O Fuji-san tem 10 estações ao longo dos diferentes caminhos. Quando fui, nosso grupo começou a subir a partir da 5a estação. Chegamos às 10 da noite e planejamos atingir o topo às 4h30 - uma estimativa um tanto quanto otimista. Quando chegamos no Fuji-san a noite, não fazemos idéia do que está a nossa espera, e isso é muito bom! (Do contrário, acho que não teríamos motivação suficiente para encará-lo.) É tudo uma grande escuridão, com exceção das lanternas dos viajantes. De fato, só encontramos o caminho por onde deveríamos ir após seguir a fila de luzinhas, que lembrava mais um "enxame" de vaga-lumes. (Essa situação me lembrou algumas cenas do meu anime Japonês favorito, em que linhas intermináveis de pessoas andam vagarosamente por um vale deserto até um enorme desfiladeiro, onde elas se deixam cair para chegar no Mundo dos Mortos .[2])
Não há barulho lá em cima no Fuji-san. Não há sons de animais, não há rios, não há árvores: não há nada. Apenas as distantes luzes das estações, e o som cansado dos viajantes que se arrastam morro acima nos caminhos das pedras. Mesmo subindo em grupos, o sentimento de solidão é inevitável. Nas montanhas, no silêncio e na escuridão da noite, os ecos da mente ganham um volume incrivelmente alto.

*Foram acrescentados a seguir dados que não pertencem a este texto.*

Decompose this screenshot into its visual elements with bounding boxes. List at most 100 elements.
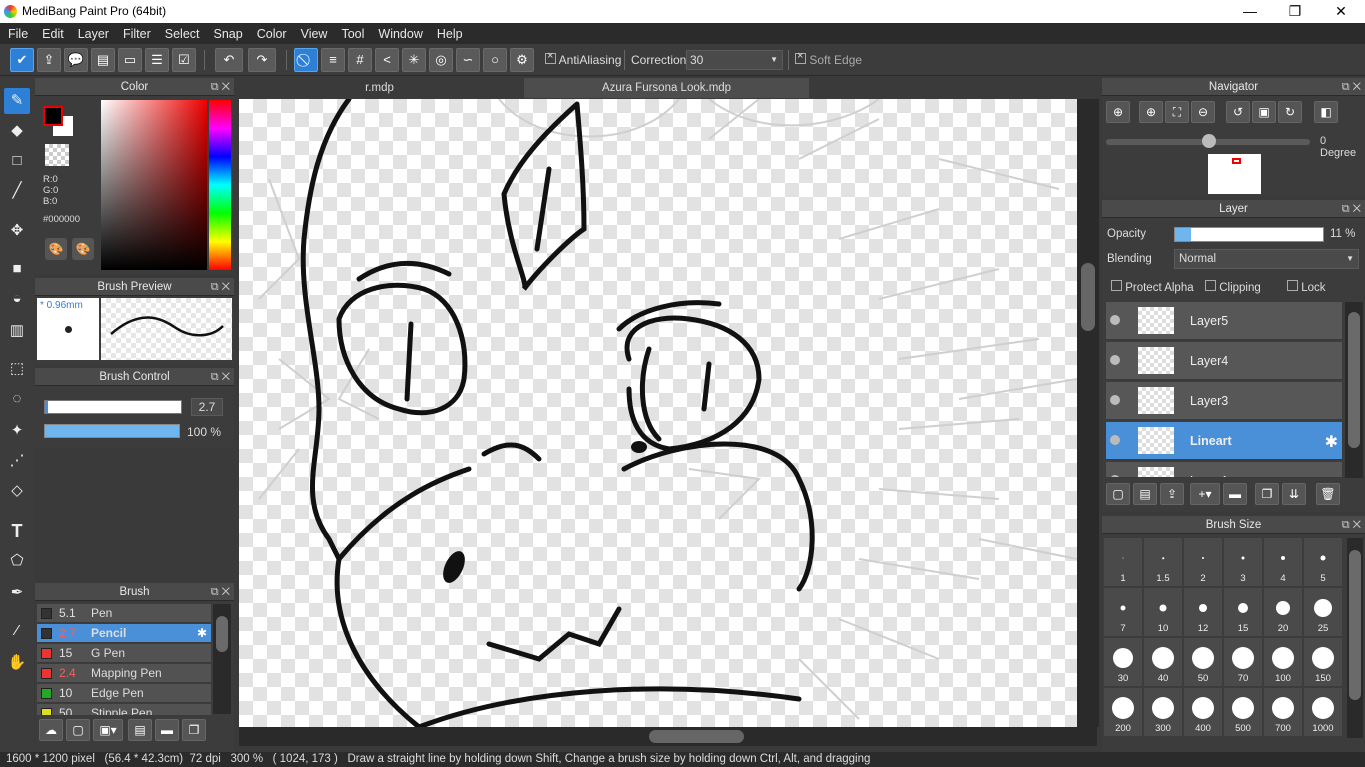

No começo da jornada, o tempo estava bem agradável: fazia um dia típico de verão quando deixamos Tokyo: uns 35 ºC, quente e úmido; e o Fuji-san estava a refrescantes 23 ºC na estação 5 aquela noite. Porém, conforme adentrávamos na noite (e subíamos a montanha), a temperatura caiu bem abaixo de 10 ºC e uma garoazinha persistente nos pegou no meio do caminho. Em algum lugar entre as estações 8 e 9, já a mais de 3100 metros de altitude, me achei sozinho, sentado em uma pedra, todo molhado e tremendo. Olhando para cima, as luzes quentes da estação 9; para baixo, uma grande fila de lanternas de LED. Aparte disso, era tudo uma grande escuridão com um punhado de estrelas brilhando sobre minha cabeça, e algumas luzes da cidade num horizonte distante, espalhadas sob as nuvens.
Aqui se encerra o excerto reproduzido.